GSIF Blog Post #6

The Ukweli team will require IRB approvals for our research with a Urinary Tract Infection test strip in Sierra Leone. In order to accurately test whether our strips work effectively or not, we will need to engage Community Health Workers to collect data on both how many women come to get tested, what the reading was and the accuracy of that reading. Therefore, our venture will clearly involve human subjects, but because it will involve only minimal risk, it is my understanding that Ukweli will qualify for expedited IRB review. The information collected will not be identifiable, but will involve intervention of some sort.


There will be a few challenges to address as we consider our research design for IRB approval. The first is, as with any research experiment, getting the subjects to partake in the research or, in this case, getting women to the health clinic to get tested. But in our team’s case, a woman deciding to get tested can only be beneficial to her, because getting tested with an Ukweli strip could lead her to acquire the necessary medication upon a positive reading. The second major challenge in our research design is empowering the Community Health Workers to meticulously collect data on the women who get tested, so that the Ukweli team can be assured that the hard numbers collected are accurate and reflect the true conditions on the ground in Sierra Leone. This is key to any adjustments that are necessary to be made on our end in order to ultimately create a better product that is more reliable and that will actually reduce the maternal mortality rate. The Ukweli team will need to create a survey or some other means of data collection that is easily accessible in the Community Health Clinics that both patients and medical staff can complete in order to assess both the quantity of tests being performed and their quality (effectiveness).

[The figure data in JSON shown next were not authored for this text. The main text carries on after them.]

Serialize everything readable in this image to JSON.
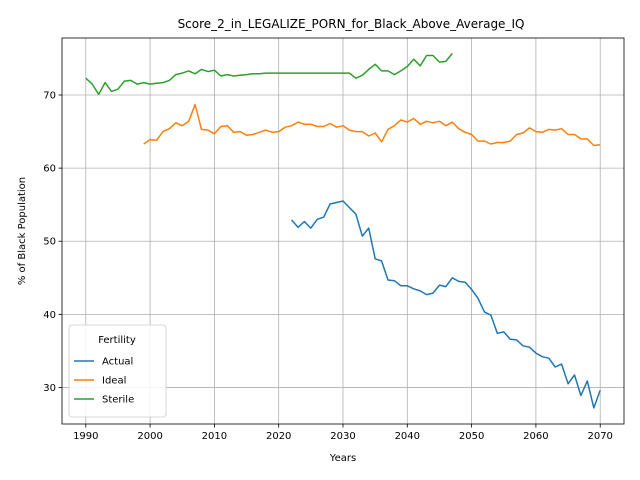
{
  "chart_data": {
    "type": "line",
    "title": "Score_2_in_LEGALIZE_PORN_for_Black_Above_Average_IQ",
    "xlabel": "Years",
    "ylabel": "% of Black Population",
    "xlim": [
      1986.3,
      2073.7
    ],
    "ylim": [
      25.0,
      77.8
    ],
    "xticks": [
      1990,
      2000,
      2010,
      2020,
      2030,
      2040,
      2050,
      2060,
      2070
    ],
    "yticks": [
      30,
      40,
      50,
      60,
      70
    ],
    "grid": true,
    "legend": {
      "title": "Fertility",
      "placement": "lower-left"
    },
    "series": [
      {
        "name": "Actual",
        "color": "#1f77b4",
        "x": [
          2022,
          2023,
          2024,
          2025,
          2026,
          2027,
          2028,
          2029,
          2030,
          2031,
          2032,
          2033,
          2034,
          2035,
          2036,
          2037,
          2038,
          2039,
          2040,
          2041,
          2042,
          2043,
          2044,
          2045,
          2046,
          2047,
          2048,
          2049,
          2050,
          2051,
          2052,
          2053,
          2054,
          2055,
          2056,
          2057,
          2058,
          2059,
          2060,
          2061,
          2062,
          2063,
          2064,
          2065,
          2066,
          2067,
          2068,
          2069,
          2070
        ],
        "y": [
          52.9,
          51.9,
          52.7,
          51.8,
          53.0,
          53.3,
          55.1,
          55.3,
          55.5,
          54.6,
          53.7,
          50.7,
          51.8,
          47.6,
          47.3,
          44.7,
          44.6,
          43.9,
          43.9,
          43.5,
          43.2,
          42.7,
          42.9,
          44.0,
          43.8,
          45.0,
          44.5,
          44.4,
          43.4,
          42.2,
          40.3,
          39.9,
          37.4,
          37.6,
          36.6,
          36.5,
          35.7,
          35.5,
          34.7,
          34.2,
          34.0,
          32.8,
          33.2,
          30.5,
          31.7,
          28.9,
          30.9,
          27.2,
          29.6
        ]
      },
      {
        "name": "Ideal",
        "color": "#ff7f0e",
        "x": [
          1999,
          2000,
          2001,
          2002,
          2003,
          2004,
          2005,
          2006,
          2007,
          2008,
          2009,
          2010,
          2011,
          2012,
          2013,
          2014,
          2015,
          2016,
          2017,
          2018,
          2019,
          2020,
          2021,
          2022,
          2023,
          2024,
          2025,
          2026,
          2027,
          2028,
          2029,
          2030,
          2031,
          2032,
          2033,
          2034,
          2035,
          2036,
          2037,
          2038,
          2039,
          2040,
          2041,
          2042,
          2043,
          2044,
          2045,
          2046,
          2047,
          2048,
          2049,
          2050,
          2051,
          2052,
          2053,
          2054,
          2055,
          2056,
          2057,
          2058,
          2059,
          2060,
          2061,
          2062,
          2063,
          2064,
          2065,
          2066,
          2067,
          2068,
          2069,
          2070
        ],
        "y": [
          63.3,
          63.9,
          63.8,
          65.0,
          65.4,
          66.2,
          65.8,
          66.4,
          68.7,
          65.3,
          65.2,
          64.7,
          65.7,
          65.8,
          64.9,
          65.0,
          64.5,
          64.6,
          64.9,
          65.2,
          64.9,
          65.0,
          65.6,
          65.8,
          66.3,
          66.0,
          66.0,
          65.7,
          65.7,
          66.1,
          65.6,
          65.8,
          65.2,
          65.0,
          65.0,
          64.4,
          64.8,
          63.6,
          65.3,
          65.8,
          66.6,
          66.3,
          66.8,
          66.0,
          66.4,
          66.2,
          66.4,
          65.8,
          66.3,
          65.4,
          64.9,
          64.6,
          63.7,
          63.7,
          63.3,
          63.5,
          63.5,
          63.7,
          64.6,
          64.8,
          65.5,
          65.0,
          64.9,
          65.3,
          65.2,
          65.4,
          64.6,
          64.6,
          64.0,
          64.0,
          63.1,
          63.2
        ]
      },
      {
        "name": "Sterile",
        "color": "#2ca02c",
        "x": [
          1990,
          1991,
          1992,
          1993,
          1994,
          1995,
          1996,
          1997,
          1998,
          1999,
          2000,
          2001,
          2002,
          2003,
          2004,
          2005,
          2006,
          2007,
          2008,
          2009,
          2010,
          2011,
          2012,
          2013,
          2014,
          2015,
          2016,
          2017,
          2018,
          2019,
          2020,
          2021,
          2022,
          2023,
          2024,
          2025,
          2026,
          2027,
          2028,
          2029,
          2030,
          2031,
          2032,
          2033,
          2034,
          2035,
          2036,
          2037,
          2038,
          2039,
          2040,
          2041,
          2042,
          2043,
          2044,
          2045,
          2046,
          2047
        ],
        "y": [
          72.3,
          71.5,
          70.1,
          71.7,
          70.5,
          70.8,
          71.9,
          72.0,
          71.5,
          71.7,
          71.5,
          71.6,
          71.7,
          72.0,
          72.8,
          73.0,
          73.3,
          72.9,
          73.5,
          73.2,
          73.4,
          72.6,
          72.8,
          72.6,
          72.7,
          72.8,
          72.9,
          72.9,
          73.0,
          73.0,
          73.0,
          73.0,
          73.0,
          73.0,
          73.0,
          73.0,
          73.0,
          73.0,
          73.0,
          73.0,
          73.0,
          73.0,
          72.3,
          72.7,
          73.5,
          74.2,
          73.3,
          73.3,
          72.8,
          73.3,
          73.9,
          74.9,
          74.0,
          75.4,
          75.4,
          74.5,
          74.6,
          75.7
        ]
      }
    ]
  }
}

I really happen to like the logic model diagram and way of thinking about this project, so I’m happy it is something we discussed in lecture. It has helped me to organize my thinking. Probably the biggest input is just the sheer time and resources available to us as Lehigh students to really invest into solving such a large scale sustainable development challenge like maternal mortality in a country an ocean away. Being in higher education in America and at Lehigh in particular affords students like us both time to think through this complicated matter, since we are not in the workforce and likely are not depended on for income within our families, and the funds to explore, perform research, travel and create and sell a product and market that product.  Another important input is our team’s partnerships with World Hope International and with Wancheng, our OEM company based in China. These partnerships will help us make the last critical jump: from having a product that could reduce mortality to getting this product into the women who need it to actually reduce mortality.


Our desired outputs include hiring staff full time in Sierra Leone to run our venture’s concept of operations  from the time the strips arrive at a port in Freetown to the woman getting screened at a nearby medical facility. An important longer term desired output will be “spreading” the dissemination of the test strips out within Sierra Leone, since we are currently focusing on very specific provinces or districts within the country. But a truly successful operation in Sierra Leone would be country-wide in order to provide equal access to UTI screening and subsequent treatment regardless of location. And a public information campaign would be a third important output of our venture. Education and awareness is often the biggest barrier to developing successful change, and change is exactly what our venture is about in the health field.


Outcome is the clearest part of this venture to me. The goal is to reduce maternal mortality in Sierra Leone by screening for UTIs at a very local level, so that once a woman recognizes her symptoms she is able to retain a higher quality of life. Hopefully along the way opinion and attitudes toward seeking medical help will change with the success of this venture, and increased knowledge and awareness will be a by-product of our efforts.